Edwards: 95 percent confident legionella outbreak linked to water crisis
FLINT, Mich. (WNEM) - What caused the Legionnaires’ disease outbreaks in Mid-Michigan?
That’s the question scientists and health officials have been trying to answer for years.
In a documentary that aired Wednesday night, a long-running series on PBS claims there is a definitive link between the crisis and Legionnaires. In the city of Flint that link hasn’t been quite as clear.
The Legionnaires outbreaks first began in 2014, ultimately causing 12 deaths and sickening dozens more.
Flint has had one of the most significant outbreaks of legionella ever associated with a drinking water system. It could lead to a change in laws to protect people in the future.
There’s no question whether the water crisis poisoned Flint’s water supply with lead, but is the switch to Flint River water to blame for the legionella outbreak?
“When you say the word definitively, you have to define what is the standard of proof you’re talking about. Is it 100 percent? Is it 99 percent? Is it 95 percent? At this point we’re very, very confident that the outbreak was related to the switch in the waters,” Dr. Marc Edwards said.
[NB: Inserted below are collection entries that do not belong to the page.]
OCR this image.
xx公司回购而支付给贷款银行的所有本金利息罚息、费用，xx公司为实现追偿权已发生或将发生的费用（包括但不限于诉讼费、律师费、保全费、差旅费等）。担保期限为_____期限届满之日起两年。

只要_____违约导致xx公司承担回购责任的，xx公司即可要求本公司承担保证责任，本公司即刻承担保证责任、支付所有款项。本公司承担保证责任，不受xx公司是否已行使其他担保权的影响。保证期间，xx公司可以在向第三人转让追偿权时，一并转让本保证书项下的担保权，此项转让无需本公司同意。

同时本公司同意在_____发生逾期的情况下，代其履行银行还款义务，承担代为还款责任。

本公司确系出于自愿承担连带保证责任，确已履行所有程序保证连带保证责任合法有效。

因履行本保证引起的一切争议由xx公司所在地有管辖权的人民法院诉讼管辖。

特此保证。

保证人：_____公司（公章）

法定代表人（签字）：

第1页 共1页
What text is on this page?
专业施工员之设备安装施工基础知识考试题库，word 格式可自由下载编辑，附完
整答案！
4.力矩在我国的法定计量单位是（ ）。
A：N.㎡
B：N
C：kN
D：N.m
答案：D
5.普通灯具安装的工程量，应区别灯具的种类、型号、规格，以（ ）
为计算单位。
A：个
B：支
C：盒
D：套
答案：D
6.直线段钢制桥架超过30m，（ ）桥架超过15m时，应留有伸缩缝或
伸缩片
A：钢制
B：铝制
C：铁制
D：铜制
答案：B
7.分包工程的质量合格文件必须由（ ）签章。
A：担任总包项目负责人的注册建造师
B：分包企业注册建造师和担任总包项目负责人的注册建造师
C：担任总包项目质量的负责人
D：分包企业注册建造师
Edwards said he is still studying that issue in his lab at Virginia Tech, but so far he is 95 percent confident the legionella outbreak is tied to the water crisis.
He warns it is possible Flint may never get to a definitive scientific conclusion.
“We can’t go back in time to take samples from the patients and from the water system, which is the basis for proof that it is 100 percent,” Edwards said.
The state is still holding back. In a statement to TV5 on Thursday, the Department of Health and Human Services said based upon the information obtained to date, MDHHS is not aware that there has been any definitive link established between the legionella outbreak in Genesee County and the change in the Flint’s water supply.
The department also noted they are working with Edwards and his lab.
Flint City Councilman Herbert Winfrey said he would be inclined to trust Edwards’ analysis.
“I would have a tendency to look at it and lean towards whatever results he’s sharing,” Winfrey said.
The legionella question poses a host of legal questions for the families of 12 people who were killed, as well as the several others involved in civil and criminal legal battles.
Michigan Attorney General Bill Schuette has spoken previously with sympathy for families who have lost loved ones to Legionnaires’ disease and referenced those deaths as fuel for his office’s investigation into the Flint water crisis.
Winfrey said the city of Flint has not yet been made whole.
“And I don’t think that the governor or the state should be the one to decide who makes us whole. I think it should be played out in court,” Winfrey said.
Schuette’s office declined to comment on specifics of a link between legionella and the water crisis because their investigation into the crisis is still ongoing.